Bundesaußenministerin Annalena Baerbock hat die europäische Perspektive der Ukraine betont. Man mache auf der Konferenz deutlich, "dass wir gemeinsam nicht nur dem brutalen russischen Angriff trotzen, sondern dass wir den Weg ebnen für die Ukraine in unsere Europäische Union", sagte die Grünen-Politikerin.

Der russische Präsident Putin wolle "mit seinem brutalen Angriffskrieg die Lebensadern der Ukraine zerstören", kritisierte sie. "Deswegen stehen wir gemeinsam und geschlossen zusammen". Es sei wichtig, dass bei der Konferenz nicht nur Politiker zusammenkämen, sondern Bürgermeister, Unternehmen und Organisationen, die das Leben in der Ukraine unterstützten.

Die Berliner Konferenz bildet den Auftakt zu einer Reihe internationaler Treffen, bei denen die Ukraine im Mittelpunkt steht.

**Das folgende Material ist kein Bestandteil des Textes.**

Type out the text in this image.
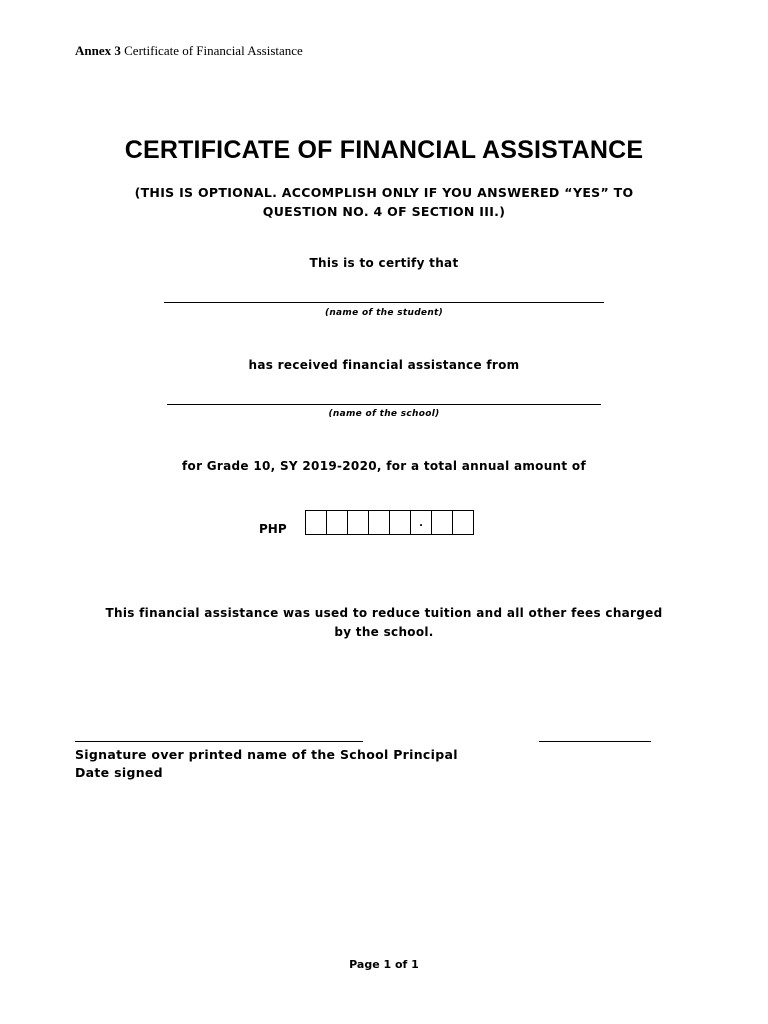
Annex 3 Certificate of Financial Assistance
CERTIFICATE OF FINANCIAL ASSISTANCE
(THIS IS OPTIONAL. ACCOMPLISH ONLY IF YOU ANSWERED “YES” TO
QUESTION NO. 4 OF SECTION III.)
This is to certify that
(name of the student)
has received financial assistance from
(name of the school)
for Grade 10, SY 2019-2020, for a total annual amount of
PHP	.
This financial assistance was used to reduce tuition and all other fees charged
by the school.
Signature over printed name of the School Principal
Date signed
Page 1 of 1
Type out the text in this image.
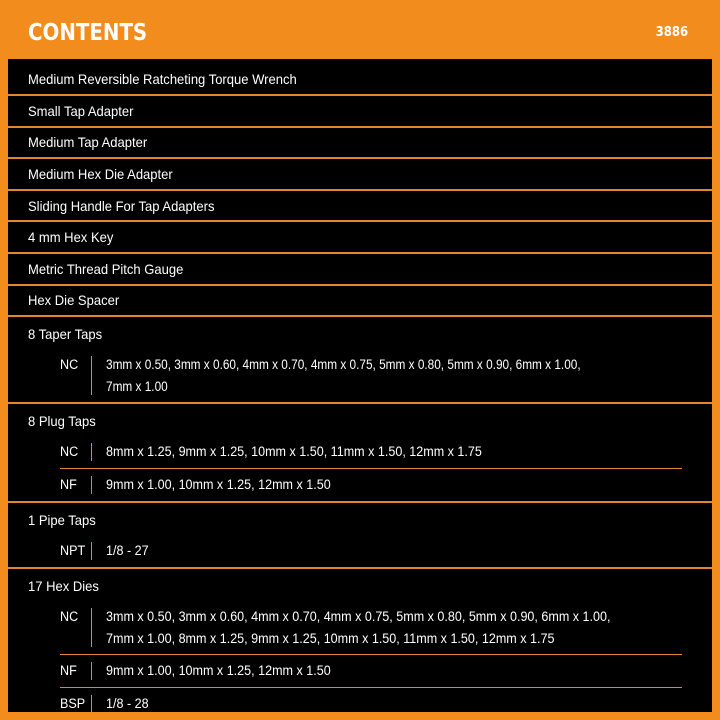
CONTENTS	3886
Medium Reversible Ratcheting Torque Wrench
Small Tap Adapter
Medium Tap Adapter
Medium Hex Die Adapter
Sliding Handle For Tap Adapters
4 mm Hex Key
Metric Thread Pitch Gauge
Hex Die Spacer
8 Taper Taps
NC	3mm x 0.50, 3mm x 0.60, 4mm x 0.70, 4mm x 0.75, 5mm x 0.80, 5mm x 0.90, 6mm x 1.00, 7mm x 1.00
8 Plug Taps
NC	8mm x 1.25, 9mm x 1.25, 10mm x 1.50, 11mm x 1.50, 12mm x 1.75
NF	9mm x 1.00, 10mm x 1.25, 12mm x 1.50
1 Pipe Taps
NPT	1/8 - 27
17 Hex Dies
NC	3mm x 0.50, 3mm x 0.60, 4mm x 0.70, 4mm x 0.75, 5mm x 0.80, 5mm x 0.90, 6mm x 1.00,
7mm x 1.00, 8mm x 1.25, 9mm x 1.25, 10mm x 1.50, 11mm x 1.50, 12mm x 1.75
NF	9mm x 1.00, 10mm x 1.25, 12mm x 1.50
BSP	1/8 - 28
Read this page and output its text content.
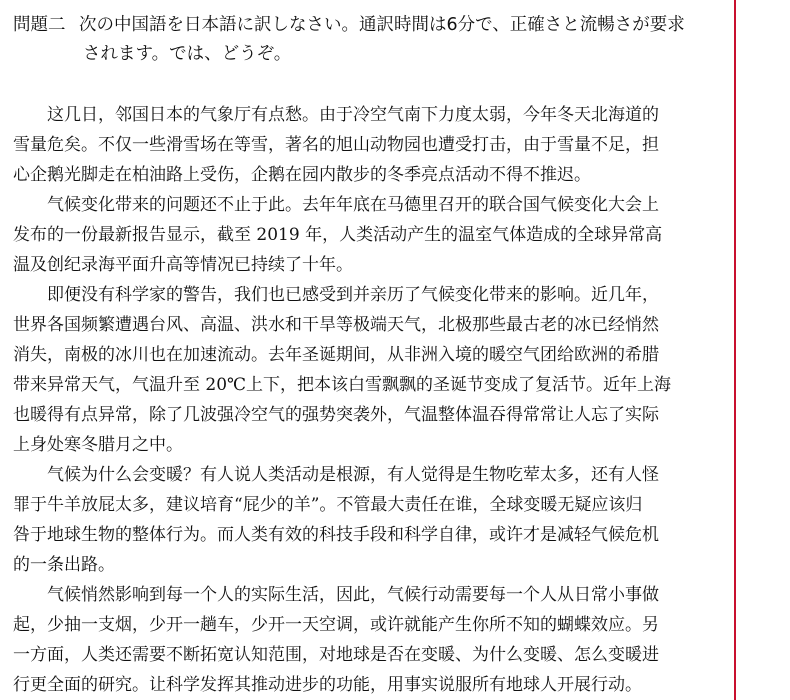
問題二 次の中国語を日本語に訳しなさい。通訳時間は6分で、正確さと流暢さが要求
されます。では、どうぞ。
这几日，邻国日本的气象厅有点愁。由于冷空气南下力度太弱，今年冬天北海道的
雪量危矣。不仅一些滑雪场在等雪，著名的旭山动物园也遭受打击，由于雪量不足，担
心企鹅光脚走在柏油路上受伤，企鹅在园内散步的冬季亮点活动不得不推迟。
气候变化带来的问题还不止于此。去年年底在马德里召开的联合国气候变化大会上
发布的一份最新报告显示，截至 2019 年，人类活动产生的温室气体造成的全球异常高
温及创纪录海平面升高等情况已持续了十年。
即便没有科学家的警告，我们也已感受到并亲历了气候变化带来的影响。近几年，
世界各国频繁遭遇台风、高温、洪水和干旱等极端天气，北极那些最古老的冰已经悄然
消失，南极的冰川也在加速流动。去年圣诞期间，从非洲入境的暖空气团给欧洲的希腊
带来异常天气，气温升至 20℃上下，把本该白雪飘飘的圣诞节变成了复活节。近年上海
也暖得有点异常，除了几波强冷空气的强势突袭外，气温整体温吞得常常让人忘了实际
上身处寒冬腊月之中。
气候为什么会变暖？有人说人类活动是根源，有人觉得是生物吃荤太多，还有人怪
罪于牛羊放屁太多，建议培育“屁少的羊”。不管最大责任在谁，全球变暖无疑应该归
咎于地球生物的整体行为。而人类有效的科技手段和科学自律，或许才是减轻气候危机
的一条出路。
气候悄然影响到每一个人的实际生活，因此，气候行动需要每一个人从日常小事做
起，少抽一支烟，少开一趟车，少开一天空调，或许就能产生你所不知的蝴蝶效应。另
一方面，人类还需要不断拓宽认知范围，对地球是否在变暖、为什么变暖、怎么变暖进
行更全面的研究。让科学发挥其推动进步的功能，用事实说服所有地球人开展行动。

Ab Donnerstag treffen sich die Staats- und Regierungschefs der G7-Staatengruppe in Italien. Ab Samstag sollen dann bei einer Konferenz in der Schweiz Friedensoptionen für die Ukraine beraten werden. Auch beim NATO-Gipfel im Juli in Washington dürfte die Ukraine ein zentrales Thema sein.